Nursing Zen: Harnessing the Power of the Present Nurse

Making the most of each workday is something every nurse strives for; however, while Zen in the workplace may come easily some days, during others it’s more difficult, and for a few remaining days, it seems like a lost cause. Making each day work to its fullest involves giving your full attention to everything you do and being totally present in everything you do – this is the definition of Zen. However, the field of nursing often demands that we move ourselves mentally on to the next task before we finish our present one.

How can Zen possibly be attainable in nursing, then?

Suggestions for Achieving Zen Each Shift

  •         Philosophical Goals

First and foremost, keep in mind that it is possible to stay present in everything you do during your workday, but it takes practice and mental preparation to do so. Before you head out the door for work, take a few minutes to decide what you want to accomplish during the upcoming shift – we don’t mean in terms of projects or tasks but instead, what kind of a philosophical goal would you like to accomplish? This might be trying to be more sympathetic with the challenging family member up on 3E or it might be to act more outwardly appreciative of the CNAs on the floor. You can keep your goal the same every day or you can focus on something different each day.

  •         Karma

Along with the word Zen, Karma is also a buzzword in the field lately. “Karma” actually is derived from the word kri in Sanskrit, which means “action”. Think of it as the universal law of cause and effect – that is, every action, every word spoken, and every thought carries with it a certain energy into the world, either positive or negative. Vow to not take part in negativity during your workday, even if you have to remind yourself of this goal several times during your shift. Focus on supporting others, helping others, and encouraging others. Remind yourself as often as needed that your actions, as well as your thoughts, directly impact your environment.

  •         Aspiration

Each and every day is a new opportunity to grow – as a person and as a nurse. Check yourself often to make sure you are always moving forward in your life and career; how can you bring more positivity into your world? Is it by taking a class? Earning a new certification? Learning a new skill? Being more organized? Whatever you aspire to do, do it to the best of your ability with each day serving as progress over the last day.

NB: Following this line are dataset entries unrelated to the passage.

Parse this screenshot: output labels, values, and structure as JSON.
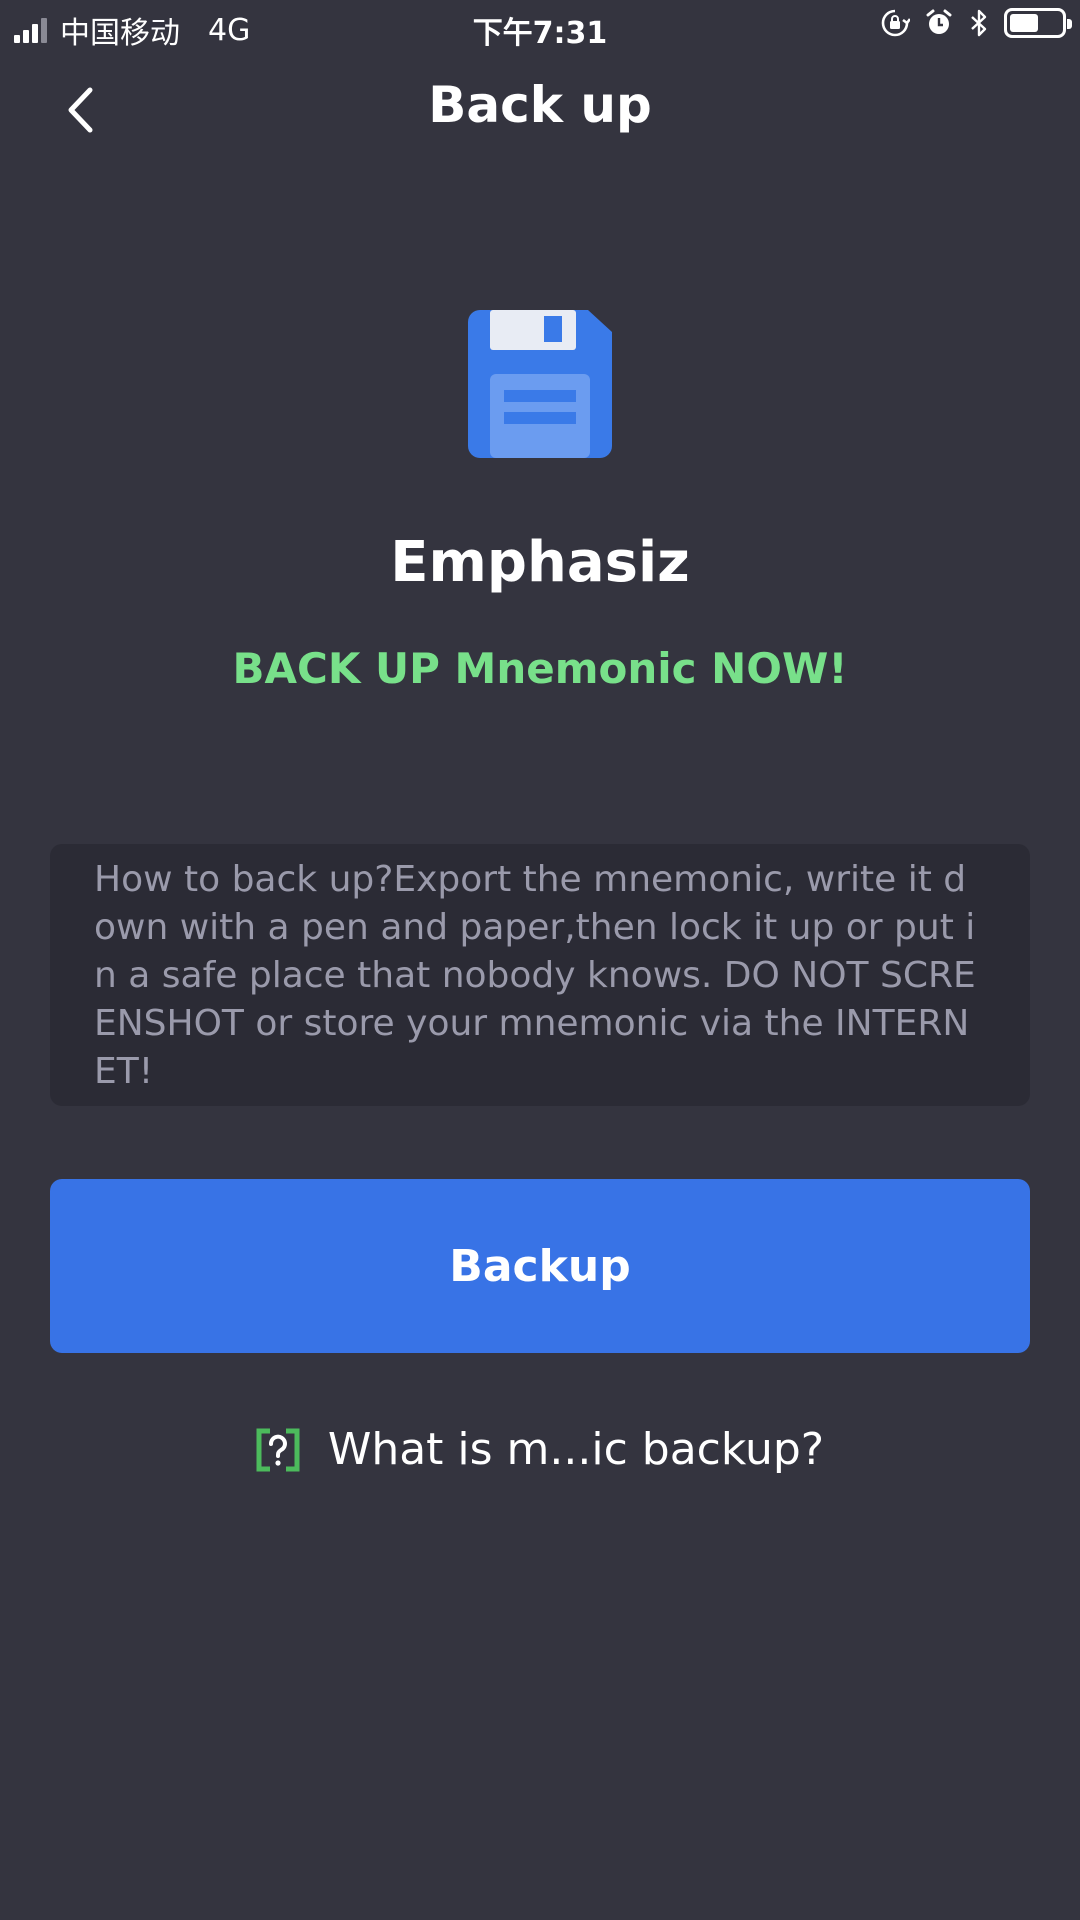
{
  "status_bar": {
    "carrier": "中国移动",
    "network": "4G",
    "time": "下午7:31",
    "battery_level": 0.55,
    "icons": [
      "signal-icon",
      "orientation-lock-icon",
      "alarm-icon",
      "bluetooth-icon",
      "battery-icon"
    ]
  },
  "nav": {
    "title": "Back up",
    "back_icon": "chevron-left-icon"
  },
  "main": {
    "icon": "floppy-disk-icon",
    "wallet_name": "Emphasiz",
    "warning": "BACK UP Mnemonic NOW!",
    "info": "How to back up?Export the mnemonic, write it down with a pen and paper,then lock it up or put in a safe place that nobody knows. DO NOT SCREENSHOT or store your mnemonic via the INTERNET!",
    "backup_button_label": "Backup",
    "help_icon": "question-mark-icon",
    "help_link_label": "What is m...ic backup?"
  },
  "colors": {
    "background": "#34343f",
    "info_box": "#2b2b35",
    "accent_blue": "#3873e6",
    "warning_green": "#78e08a",
    "info_text": "#9a9aab"
  }
}
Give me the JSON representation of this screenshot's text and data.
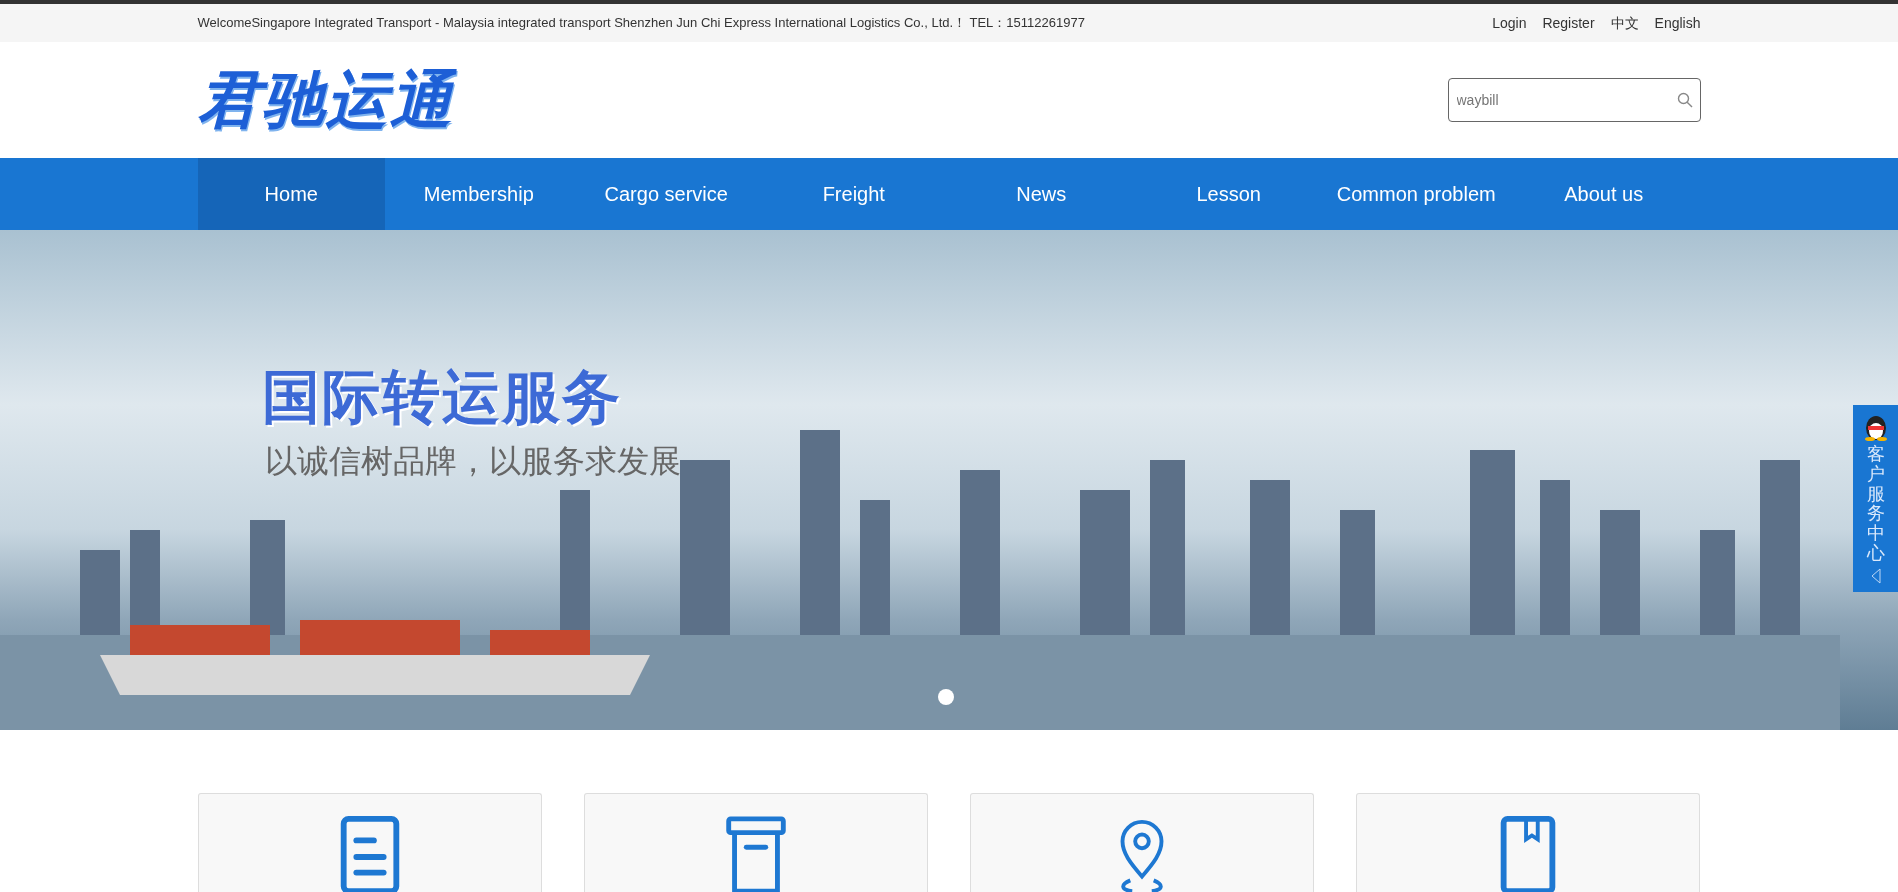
{
  "top_bar": {
    "welcome": "WelcomeSingapore Integrated Transport - Malaysia integrated transport Shenzhen Jun Chi Express International Logistics Co., Ltd.！ TEL：15112261977",
    "links": [
      "Login",
      "Register",
      "中文",
      "English"
    ]
  },
  "header": {
    "logo": "君驰运通",
    "search": {
      "placeholder": "waybill"
    }
  },
  "nav": [
    {
      "label": "Home",
      "selected": true
    },
    {
      "label": "Membership",
      "selected": false
    },
    {
      "label": "Cargo service",
      "selected": false
    },
    {
      "label": "Freight",
      "selected": false
    },
    {
      "label": "News",
      "selected": false
    },
    {
      "label": "Lesson",
      "selected": false
    },
    {
      "label": "Common problem",
      "selected": false
    },
    {
      "label": "About us",
      "selected": false
    }
  ],
  "banner": {
    "title": "国际转运服务",
    "subtitle": "以诚信树品牌，以服务求发展",
    "dots": [
      {
        "selected": true
      }
    ]
  },
  "side_widget": {
    "label": "客户服务中心"
  },
  "cards": [
    {
      "kind": "document"
    },
    {
      "kind": "box"
    },
    {
      "kind": "location"
    },
    {
      "kind": "bookmark"
    }
  ]
}
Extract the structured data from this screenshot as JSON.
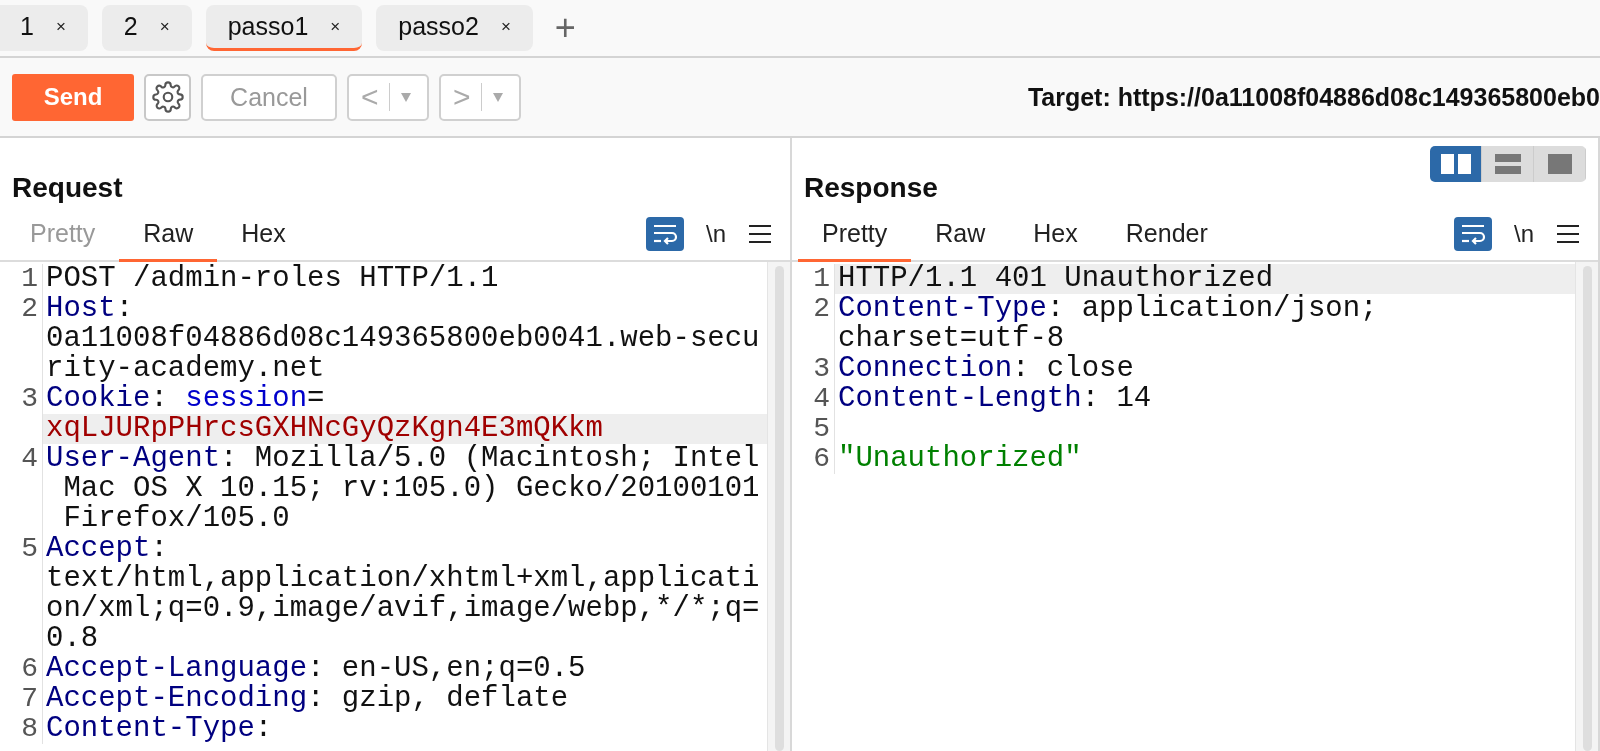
{
  "tabs": [
    {
      "label": "1",
      "close": "×",
      "selected": false
    },
    {
      "label": "2",
      "close": "×",
      "selected": false
    },
    {
      "label": "passo1",
      "close": "×",
      "selected": true
    },
    {
      "label": "passo2",
      "close": "×",
      "selected": false
    }
  ],
  "new_tab": "+",
  "toolbar": {
    "send": "Send",
    "cancel": "Cancel",
    "cancel_disabled": true,
    "back": "<",
    "forward": ">",
    "target": "Target: https://0a11008f04886d08c149365800eb0"
  },
  "request": {
    "title": "Request",
    "views": [
      {
        "label": "Pretty",
        "selected": false,
        "disabled": true
      },
      {
        "label": "Raw",
        "selected": true,
        "disabled": false
      },
      {
        "label": "Hex",
        "selected": false,
        "disabled": false
      }
    ],
    "wrap_on": true,
    "newline_label": "\\n",
    "lines": [
      {
        "number": "1",
        "rows": [
          {
            "highlighted": false,
            "parts": [
              {
                "kind": "plain",
                "text": "POST /admin-roles HTTP/1.1"
              }
            ]
          }
        ]
      },
      {
        "number": "2",
        "rows": [
          {
            "highlighted": false,
            "parts": [
              {
                "kind": "name",
                "text": "Host"
              },
              {
                "kind": "plain",
                "text": ":"
              }
            ]
          },
          {
            "highlighted": false,
            "parts": [
              {
                "kind": "plain",
                "text": "0a11008f04886d08c149365800eb0041.web-secu"
              }
            ]
          },
          {
            "highlighted": false,
            "parts": [
              {
                "kind": "plain",
                "text": "rity-academy.net"
              }
            ]
          }
        ]
      },
      {
        "number": "3",
        "rows": [
          {
            "highlighted": false,
            "parts": [
              {
                "kind": "name",
                "text": "Cookie"
              },
              {
                "kind": "plain",
                "text": ": "
              },
              {
                "kind": "param",
                "text": "session"
              },
              {
                "kind": "plain",
                "text": "="
              }
            ]
          },
          {
            "highlighted": true,
            "parts": [
              {
                "kind": "cookie",
                "text": "xqLJURpPHrcsGXHNcGyQzKgn4E3mQKkm"
              }
            ]
          }
        ]
      },
      {
        "number": "4",
        "rows": [
          {
            "highlighted": false,
            "parts": [
              {
                "kind": "name",
                "text": "User-Agent"
              },
              {
                "kind": "plain",
                "text": ": Mozilla/5.0 (Macintosh; Intel"
              }
            ]
          },
          {
            "highlighted": false,
            "parts": [
              {
                "kind": "plain",
                "text": " Mac OS X 10.15; rv:105.0) Gecko/20100101"
              }
            ]
          },
          {
            "highlighted": false,
            "parts": [
              {
                "kind": "plain",
                "text": " Firefox/105.0"
              }
            ]
          }
        ]
      },
      {
        "number": "5",
        "rows": [
          {
            "highlighted": false,
            "parts": [
              {
                "kind": "name",
                "text": "Accept"
              },
              {
                "kind": "plain",
                "text": ":"
              }
            ]
          },
          {
            "highlighted": false,
            "parts": [
              {
                "kind": "plain",
                "text": "text/html,application/xhtml+xml,applicati"
              }
            ]
          },
          {
            "highlighted": false,
            "parts": [
              {
                "kind": "plain",
                "text": "on/xml;q=0.9,image/avif,image/webp,*/*;q="
              }
            ]
          },
          {
            "highlighted": false,
            "parts": [
              {
                "kind": "plain",
                "text": "0.8"
              }
            ]
          }
        ]
      },
      {
        "number": "6",
        "rows": [
          {
            "highlighted": false,
            "parts": [
              {
                "kind": "name",
                "text": "Accept-Language"
              },
              {
                "kind": "plain",
                "text": ": en-US,en;q=0.5"
              }
            ]
          }
        ]
      },
      {
        "number": "7",
        "rows": [
          {
            "highlighted": false,
            "parts": [
              {
                "kind": "name",
                "text": "Accept-Encoding"
              },
              {
                "kind": "plain",
                "text": ": gzip, deflate"
              }
            ]
          }
        ]
      },
      {
        "number": "8",
        "rows": [
          {
            "highlighted": false,
            "parts": [
              {
                "kind": "name",
                "text": "Content-Type"
              },
              {
                "kind": "plain",
                "text": ":"
              }
            ]
          }
        ]
      }
    ]
  },
  "response": {
    "title": "Response",
    "layouts": [
      {
        "kind": "columns",
        "selected": true
      },
      {
        "kind": "rows",
        "selected": false
      },
      {
        "kind": "single",
        "selected": false
      }
    ],
    "views": [
      {
        "label": "Pretty",
        "selected": true,
        "disabled": false
      },
      {
        "label": "Raw",
        "selected": false,
        "disabled": false
      },
      {
        "label": "Hex",
        "selected": false,
        "disabled": false
      },
      {
        "label": "Render",
        "selected": false,
        "disabled": false
      }
    ],
    "wrap_on": true,
    "newline_label": "\\n",
    "lines": [
      {
        "number": "1",
        "rows": [
          {
            "highlighted": true,
            "parts": [
              {
                "kind": "plain",
                "text": "HTTP/1.1 401 Unauthorized"
              }
            ]
          }
        ]
      },
      {
        "number": "2",
        "rows": [
          {
            "highlighted": false,
            "parts": [
              {
                "kind": "name",
                "text": "Content-Type"
              },
              {
                "kind": "plain",
                "text": ": application/json;"
              }
            ]
          },
          {
            "highlighted": false,
            "parts": [
              {
                "kind": "plain",
                "text": "charset=utf-8"
              }
            ]
          }
        ]
      },
      {
        "number": "3",
        "rows": [
          {
            "highlighted": false,
            "parts": [
              {
                "kind": "name",
                "text": "Connection"
              },
              {
                "kind": "plain",
                "text": ": close"
              }
            ]
          }
        ]
      },
      {
        "number": "4",
        "rows": [
          {
            "highlighted": false,
            "parts": [
              {
                "kind": "name",
                "text": "Content-Length"
              },
              {
                "kind": "plain",
                "text": ": 14"
              }
            ]
          }
        ]
      },
      {
        "number": "5",
        "rows": [
          {
            "highlighted": false
          }
        ]
      },
      {
        "number": "6",
        "rows": [
          {
            "highlighted": false,
            "parts": [
              {
                "kind": "string",
                "text": "\"Unauthorized\""
              }
            ]
          }
        ]
      }
    ]
  }
}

  •         Intentional Grounding

Take a few minutes before (and during) your work shift for contemplation, meditation, and prayer when you need to. It’s important to realign and center yourself. Cast your eyes downward or if you have the opportunity, close them. Focus on the rhythm of your breathing and stay in touch with your inner peace. Grounding yourself will bring you into the present instead of clinging to the past or worrying about the future.

  •         Energy Tapping

Chi, which is the universal life force, is present in every living thing on Earth. When we breathe clean air, exist in an organized environment, eat healthy food, and get proper exercise, it flows freely in us, through us, and around us. Taking care of YOU by establishing a self-care routine enables you to take better care of others while you stay energized and working to your maximum potential. Many people enjoy Reiki and massage therapy as part of their self-care routine.

  •         Affirmation

Each and every day, remind yourself of the value and esteem of your work – your chosen path in life. You walk the path of a healer, and although the road is often stressful, it is a privilege to be able to take that path. Reaffirm with yourself as often as necessary that the destination is worth the journey. You heal. You comfort. You save. You ease. Never forget how much meaning and value your work has.

  •         Mindfulness is Peace

When you are giving report, focus only on the report. When you are treating a patient, focus only on that patient. When you are speaking with a fellow healthcare provider, focus only on that person. Be aware of every aspect of the immediate task that is at hand at the time – being mindful and being present with those around you and with what you are doing is what Zen is all about.

It’s all about truly being alive, in the here and now, regardless of what life is throwing your direction at the time. Stay in touch with yourself, your inner voice, and your wisdom; you will then find that your ability to improve not just your workplace, but also your world, will blossom.

Whether you work in home health care, a long-term nursing facility, you’re a travel nurse, or you work in a physician’s office, clinic, or medical center, achieving Zen in your workplace each day is the key to being your best self, on and off the floor.